Personal information
- Full name: Alejandro Antonio Bernal Gutiérrez
- Date of birth: 21 May 1969
- Place of birth: San Felipe, Chile
- Position(s): Midfielder

Youth career
- Unión San Felipe

Senior career*
- Years: Team / Apps / (Gls)
- 1986–1990: Unión San Felipe /  / (15)
- 1990: Universidad de Chile / 6 / (0)
- 1991–1994: Unión Española / 53 / (9)
- 1995: Coquimbo Unido / 15 / (1)
- 1996: Unión San Felipe / 23 / (4)
- 1997: O'Higgins / 26 / (11)
- 1998: Deportes Linares /  / (5)
- 1999: Deportes Puerto Montt / 29 / (5)
- 2000–2001: Deportes Ovalle /  / (6)
- 2003–2004: Persik Kediri /  / (1)
- Total:  /  / (57)

= Alejandro Bernal (Chilean footballer) =

Chilean footballer

Alejandro Antonio Bernal Gutiérrez (born 21 May 1969) is a Chilean former professional footballer who played as a midfielder for clubs in Chile and Indonesia.

==Career==
A product of the Unión San Felipe youth system, Bernal made his debut in 1986, when the team was relegated to the Chilean Segunda División, alongside players such as Héctor Roco and Ricardo González, making seven appearances.

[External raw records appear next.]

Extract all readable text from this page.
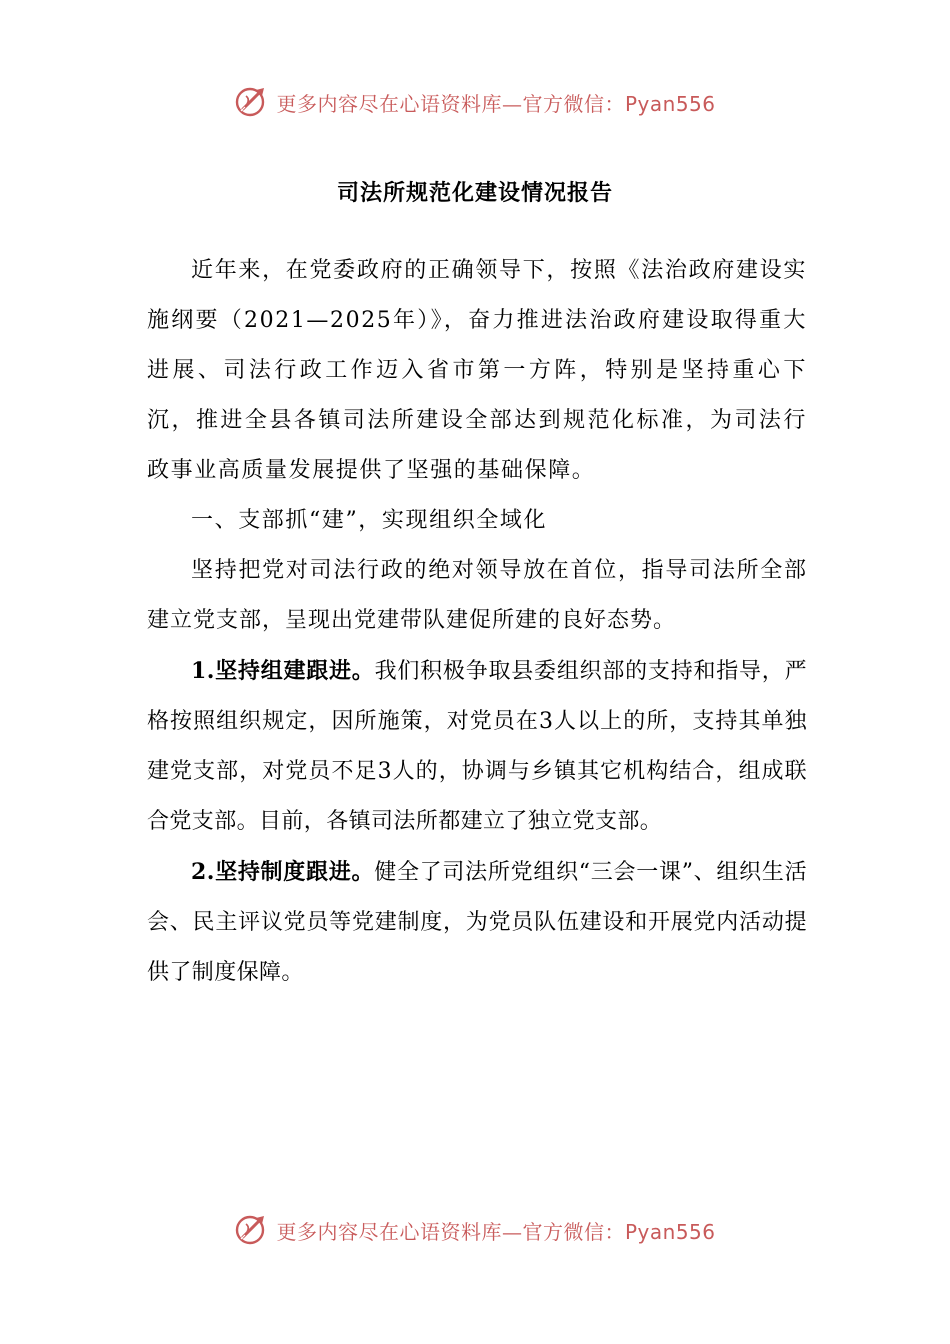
更多内容尽在心语资料库—官方微信：Pyan556
司法所规范化建设情况报告

近年来，在党委政府的正确领导下，按照《法治政府建设实施纲要（2021—2025年）》，奋力推进法治政府建设取得重大进展、司法行政工作迈入省市第一方阵，特别是坚持重心下沉，推进全县各镇司法所建设全部达到规范化标准，为司法行政事业高质量发展提供了坚强的基础保障。

一、支部抓“建”，实现组织全域化

坚持把党对司法行政的绝对领导放在首位，指导司法所全部建立党支部，呈现出党建带队建促所建的良好态势。

1.坚持组建跟进。我们积极争取县委组织部的支持和指导，严格按照组织规定，因所施策，对党员在3人以上的所，支持其单独建党支部，对党员不足3人的，协调与乡镇其它机构结合，组成联合党支部。目前，各镇司法所都建立了独立党支部。

2.坚持制度跟进。健全了司法所党组织“三会一课”、组织生活会、民主评议党员等党建制度，为党员队伍建设和开展党内活动提供了制度保障。

更多内容尽在心语资料库—官方微信：Pyan556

He stayed with the team until the 1989 season, when they had returned to the Chilean Primera División and were again relegated to the second level.

In the Chilean Primera División, he also played for Universidad de Chile (1990), Unión Española (1991–94), Coquimbo Unido (1995) and Deportes Puerto Montt (1999).

In the second level of Chilean football, he also played for O'Higgins (1997), becoming the top goalscorer of the team in the season, Deportes Linares (1998) and Deportes Ovalle (2000–01).

Abroad, he played for Indonesian club Persik Kediri in 2003–04, where he coincided with his compatriots Juan Carlos Tapia and Claudio Villan. As a member of Persik Kediri, he won the league title in 2003.